Morire per razzismo

Tutti, a Dresda così come nell’ambasciata egiziana in Germania, si sono affrettati a dire che è solo un episodio di criminalità, e che non rispecchia i sentimenti dei tedeschi nei confronti dei musulmani. Quello che, però, è incredibilmente successo dentro un tribunale regionale, appunto a Dresda, all’inizio di questo mese, non può non impensierire – tanto per usare un eufemismo. I fatti, anzitutto. Il I luglio compaiono di fronte al giudice un imputato, Alex W, e la querelante, Marwa al Sherbini. Lei lo accusa di averla ingiuriata con offese razziste, come “terrorista”, “islamista”, “puttana”, solo perché portava il velo. Aveva chiesto un risarcimento di 780 euro, ma mai si sarebbe immaginata – credo – di mettere a rischio la sua vita per quel gesto che voleva non solo difendere la propria onorabilità, ma la sua dignità.

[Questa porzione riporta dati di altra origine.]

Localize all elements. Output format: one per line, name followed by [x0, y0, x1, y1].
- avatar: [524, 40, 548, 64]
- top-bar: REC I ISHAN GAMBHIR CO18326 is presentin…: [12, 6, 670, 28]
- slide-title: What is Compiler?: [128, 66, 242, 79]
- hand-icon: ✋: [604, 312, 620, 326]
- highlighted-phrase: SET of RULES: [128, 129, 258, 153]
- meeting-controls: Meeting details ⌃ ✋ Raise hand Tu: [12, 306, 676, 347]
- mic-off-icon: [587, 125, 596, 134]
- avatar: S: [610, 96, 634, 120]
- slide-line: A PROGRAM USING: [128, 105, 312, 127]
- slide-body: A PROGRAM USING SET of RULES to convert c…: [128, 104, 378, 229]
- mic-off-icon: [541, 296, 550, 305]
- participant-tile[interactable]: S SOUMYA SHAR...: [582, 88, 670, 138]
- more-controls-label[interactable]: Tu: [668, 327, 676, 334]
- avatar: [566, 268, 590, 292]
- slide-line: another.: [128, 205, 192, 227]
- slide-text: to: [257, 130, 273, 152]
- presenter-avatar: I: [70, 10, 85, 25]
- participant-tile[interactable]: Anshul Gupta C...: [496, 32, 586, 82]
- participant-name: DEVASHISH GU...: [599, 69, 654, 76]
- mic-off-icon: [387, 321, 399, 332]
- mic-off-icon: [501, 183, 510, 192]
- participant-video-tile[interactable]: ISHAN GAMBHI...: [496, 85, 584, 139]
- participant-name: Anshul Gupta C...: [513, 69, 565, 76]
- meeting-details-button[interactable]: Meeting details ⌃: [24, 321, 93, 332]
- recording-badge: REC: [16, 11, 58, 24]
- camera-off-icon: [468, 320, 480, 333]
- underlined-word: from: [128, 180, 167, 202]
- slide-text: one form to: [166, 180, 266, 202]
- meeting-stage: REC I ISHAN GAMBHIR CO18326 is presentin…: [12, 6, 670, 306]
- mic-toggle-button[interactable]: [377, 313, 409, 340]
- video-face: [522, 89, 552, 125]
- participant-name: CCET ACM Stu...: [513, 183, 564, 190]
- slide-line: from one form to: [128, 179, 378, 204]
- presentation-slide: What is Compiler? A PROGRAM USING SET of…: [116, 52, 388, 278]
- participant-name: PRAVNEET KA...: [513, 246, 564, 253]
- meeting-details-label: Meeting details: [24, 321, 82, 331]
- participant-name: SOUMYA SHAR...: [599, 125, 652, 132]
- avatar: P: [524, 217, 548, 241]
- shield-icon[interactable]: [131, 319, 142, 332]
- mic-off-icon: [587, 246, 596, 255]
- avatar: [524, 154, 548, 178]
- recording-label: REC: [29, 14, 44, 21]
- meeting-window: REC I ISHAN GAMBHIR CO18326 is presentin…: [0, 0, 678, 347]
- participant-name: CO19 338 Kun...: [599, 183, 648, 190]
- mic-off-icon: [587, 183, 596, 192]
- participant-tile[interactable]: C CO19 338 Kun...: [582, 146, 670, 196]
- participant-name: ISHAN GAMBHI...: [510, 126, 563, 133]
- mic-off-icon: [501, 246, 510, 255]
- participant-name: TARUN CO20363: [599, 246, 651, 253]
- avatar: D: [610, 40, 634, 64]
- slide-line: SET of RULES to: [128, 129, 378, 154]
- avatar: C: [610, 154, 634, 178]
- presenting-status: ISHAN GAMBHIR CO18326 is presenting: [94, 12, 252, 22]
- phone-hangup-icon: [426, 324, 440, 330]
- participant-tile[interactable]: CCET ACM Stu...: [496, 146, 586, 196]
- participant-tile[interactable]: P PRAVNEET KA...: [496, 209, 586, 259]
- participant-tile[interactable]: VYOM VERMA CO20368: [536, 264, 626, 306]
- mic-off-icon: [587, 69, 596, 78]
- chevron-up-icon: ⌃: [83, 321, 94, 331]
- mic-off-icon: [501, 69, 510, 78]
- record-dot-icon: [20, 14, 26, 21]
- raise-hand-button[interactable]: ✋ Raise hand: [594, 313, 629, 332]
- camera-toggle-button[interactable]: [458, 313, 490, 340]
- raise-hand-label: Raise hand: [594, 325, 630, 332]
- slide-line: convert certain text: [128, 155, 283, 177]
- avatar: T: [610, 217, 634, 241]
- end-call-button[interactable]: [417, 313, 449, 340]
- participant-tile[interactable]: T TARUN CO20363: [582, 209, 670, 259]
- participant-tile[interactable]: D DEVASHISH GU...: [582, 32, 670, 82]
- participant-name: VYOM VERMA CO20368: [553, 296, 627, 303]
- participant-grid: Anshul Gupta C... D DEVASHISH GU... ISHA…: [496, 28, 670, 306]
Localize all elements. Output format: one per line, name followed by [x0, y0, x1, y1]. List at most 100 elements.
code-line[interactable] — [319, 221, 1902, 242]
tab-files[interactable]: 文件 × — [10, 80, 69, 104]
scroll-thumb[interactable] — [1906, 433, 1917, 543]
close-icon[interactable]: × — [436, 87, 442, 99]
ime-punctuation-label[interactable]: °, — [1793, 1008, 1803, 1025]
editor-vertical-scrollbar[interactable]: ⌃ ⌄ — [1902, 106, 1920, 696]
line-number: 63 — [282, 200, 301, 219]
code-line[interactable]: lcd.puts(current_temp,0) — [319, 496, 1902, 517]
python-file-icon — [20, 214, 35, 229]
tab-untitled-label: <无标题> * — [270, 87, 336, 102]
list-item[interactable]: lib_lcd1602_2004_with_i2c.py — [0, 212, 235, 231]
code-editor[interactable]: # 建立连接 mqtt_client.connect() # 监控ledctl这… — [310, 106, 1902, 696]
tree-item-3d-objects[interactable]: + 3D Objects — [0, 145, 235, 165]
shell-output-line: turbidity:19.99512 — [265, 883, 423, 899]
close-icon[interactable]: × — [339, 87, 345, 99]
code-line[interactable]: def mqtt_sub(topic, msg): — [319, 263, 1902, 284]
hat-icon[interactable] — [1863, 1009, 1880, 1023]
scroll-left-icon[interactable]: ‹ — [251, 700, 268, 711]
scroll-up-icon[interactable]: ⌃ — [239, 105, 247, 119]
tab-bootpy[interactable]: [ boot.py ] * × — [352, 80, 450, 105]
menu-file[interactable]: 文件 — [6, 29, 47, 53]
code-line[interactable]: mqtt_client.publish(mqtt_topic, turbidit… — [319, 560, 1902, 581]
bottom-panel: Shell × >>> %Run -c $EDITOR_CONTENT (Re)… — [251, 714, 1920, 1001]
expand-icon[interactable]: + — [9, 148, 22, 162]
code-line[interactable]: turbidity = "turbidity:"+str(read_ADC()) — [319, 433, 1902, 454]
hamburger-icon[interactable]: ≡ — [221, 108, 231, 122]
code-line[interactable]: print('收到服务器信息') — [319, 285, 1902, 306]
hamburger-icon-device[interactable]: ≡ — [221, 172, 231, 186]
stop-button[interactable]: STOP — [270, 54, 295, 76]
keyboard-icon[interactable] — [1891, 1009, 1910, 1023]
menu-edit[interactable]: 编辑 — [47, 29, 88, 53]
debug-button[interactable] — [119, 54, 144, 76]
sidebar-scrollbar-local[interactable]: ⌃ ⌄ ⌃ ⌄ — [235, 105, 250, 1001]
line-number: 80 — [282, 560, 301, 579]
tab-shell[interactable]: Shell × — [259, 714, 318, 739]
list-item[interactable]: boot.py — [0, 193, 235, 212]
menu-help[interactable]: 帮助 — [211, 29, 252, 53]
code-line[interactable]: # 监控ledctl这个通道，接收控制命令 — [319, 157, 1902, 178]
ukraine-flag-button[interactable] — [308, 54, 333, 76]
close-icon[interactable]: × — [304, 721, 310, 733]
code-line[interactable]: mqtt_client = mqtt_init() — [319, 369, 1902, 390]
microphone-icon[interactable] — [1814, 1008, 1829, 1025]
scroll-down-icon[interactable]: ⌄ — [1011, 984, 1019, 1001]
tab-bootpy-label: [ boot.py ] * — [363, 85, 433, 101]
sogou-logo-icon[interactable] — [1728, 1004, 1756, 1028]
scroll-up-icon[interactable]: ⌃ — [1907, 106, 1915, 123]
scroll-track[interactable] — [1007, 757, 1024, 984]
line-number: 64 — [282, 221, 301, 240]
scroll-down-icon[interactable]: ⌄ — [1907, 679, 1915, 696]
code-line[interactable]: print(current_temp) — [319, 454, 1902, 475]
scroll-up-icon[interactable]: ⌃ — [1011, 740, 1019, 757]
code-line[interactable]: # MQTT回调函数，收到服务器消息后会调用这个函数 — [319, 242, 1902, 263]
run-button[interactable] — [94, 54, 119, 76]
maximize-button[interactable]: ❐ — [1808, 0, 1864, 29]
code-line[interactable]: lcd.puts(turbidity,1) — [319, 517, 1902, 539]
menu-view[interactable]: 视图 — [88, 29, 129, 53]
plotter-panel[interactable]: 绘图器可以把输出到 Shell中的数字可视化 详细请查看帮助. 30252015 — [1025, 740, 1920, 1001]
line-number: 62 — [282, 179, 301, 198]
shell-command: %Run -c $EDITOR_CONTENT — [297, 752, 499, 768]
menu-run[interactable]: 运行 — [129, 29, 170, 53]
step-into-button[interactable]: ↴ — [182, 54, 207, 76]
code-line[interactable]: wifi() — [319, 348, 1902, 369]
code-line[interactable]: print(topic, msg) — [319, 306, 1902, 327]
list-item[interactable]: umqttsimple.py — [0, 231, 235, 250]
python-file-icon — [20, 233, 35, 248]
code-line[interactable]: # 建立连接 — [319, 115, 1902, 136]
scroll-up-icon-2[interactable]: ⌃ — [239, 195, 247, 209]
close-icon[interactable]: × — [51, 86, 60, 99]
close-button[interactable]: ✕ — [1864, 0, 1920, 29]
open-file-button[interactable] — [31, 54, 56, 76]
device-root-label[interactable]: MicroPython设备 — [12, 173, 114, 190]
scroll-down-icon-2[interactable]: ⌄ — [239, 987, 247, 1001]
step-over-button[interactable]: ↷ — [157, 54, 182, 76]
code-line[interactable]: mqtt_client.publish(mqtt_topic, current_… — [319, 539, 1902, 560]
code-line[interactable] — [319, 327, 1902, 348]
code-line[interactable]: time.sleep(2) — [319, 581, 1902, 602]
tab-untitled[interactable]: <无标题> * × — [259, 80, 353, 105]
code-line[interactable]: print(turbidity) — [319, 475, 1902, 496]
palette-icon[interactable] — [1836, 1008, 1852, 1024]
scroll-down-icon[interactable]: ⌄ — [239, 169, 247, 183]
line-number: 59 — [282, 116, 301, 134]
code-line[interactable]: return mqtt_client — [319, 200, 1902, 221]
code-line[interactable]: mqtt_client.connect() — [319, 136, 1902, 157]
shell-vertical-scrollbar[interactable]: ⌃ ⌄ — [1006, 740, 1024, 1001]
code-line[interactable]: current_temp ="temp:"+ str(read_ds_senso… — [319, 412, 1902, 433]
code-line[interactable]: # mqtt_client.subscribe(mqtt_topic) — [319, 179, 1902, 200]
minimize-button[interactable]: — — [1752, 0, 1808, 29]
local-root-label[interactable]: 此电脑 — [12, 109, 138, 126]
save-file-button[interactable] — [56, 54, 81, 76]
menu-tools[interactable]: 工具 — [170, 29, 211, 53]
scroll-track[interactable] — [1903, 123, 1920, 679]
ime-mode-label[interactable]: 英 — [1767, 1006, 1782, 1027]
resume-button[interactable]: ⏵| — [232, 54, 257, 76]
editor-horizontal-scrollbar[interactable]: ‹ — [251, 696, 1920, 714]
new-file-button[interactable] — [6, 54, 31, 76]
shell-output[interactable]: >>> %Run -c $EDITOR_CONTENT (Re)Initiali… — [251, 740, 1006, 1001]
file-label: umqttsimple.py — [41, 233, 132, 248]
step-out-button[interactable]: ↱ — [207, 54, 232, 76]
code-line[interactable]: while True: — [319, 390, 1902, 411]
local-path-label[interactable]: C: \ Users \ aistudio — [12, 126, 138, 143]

Marwa al Sherbini, madre di un bambino di tre anni, e peraltro al terzo mese di gravidanza, è stata uccisa da Alex W con un grosso coltello. Le cronache, sui giornali tedeschi, precisano anche il numero di coltellate che l’aggressore è riuscito a infliggere alla donna, una egiziana di 32 anni, la cui salma è ritornata ieri al Cairo. Ben 18 coltellate, inferte dentro un’aula di tribunale. La polizia non è riuscita a impedire l’omicidio. Il suo intervento ha, anzi, involontariamente ferito il marito di Marwa al Sherbini, un accademico, accoltellato a sua volta mentre difendeva la moglie. Ali Okaz si è risvegliato dal coma, e non sembra in pericolo di vita.

E’ un atto criminale, questo accoltellamento. Certo. Senza alcun dubbio. Ma come non pensarlo il frutto avvelenato – questo, come tanti altri – di una stupida islamofobia crescente? Quella islamofobia sfruttata, in Germania così come in Olanda così come in Italia, dagli apprendisti stregoni dell’identitarismo occidentale.

Marwa al Sherbini, una donna con un velo in testa, uccisa per razzismo, non fa poi così tanta notizia. Il razzismo, però, non ha colore. E’ sempre razzismo.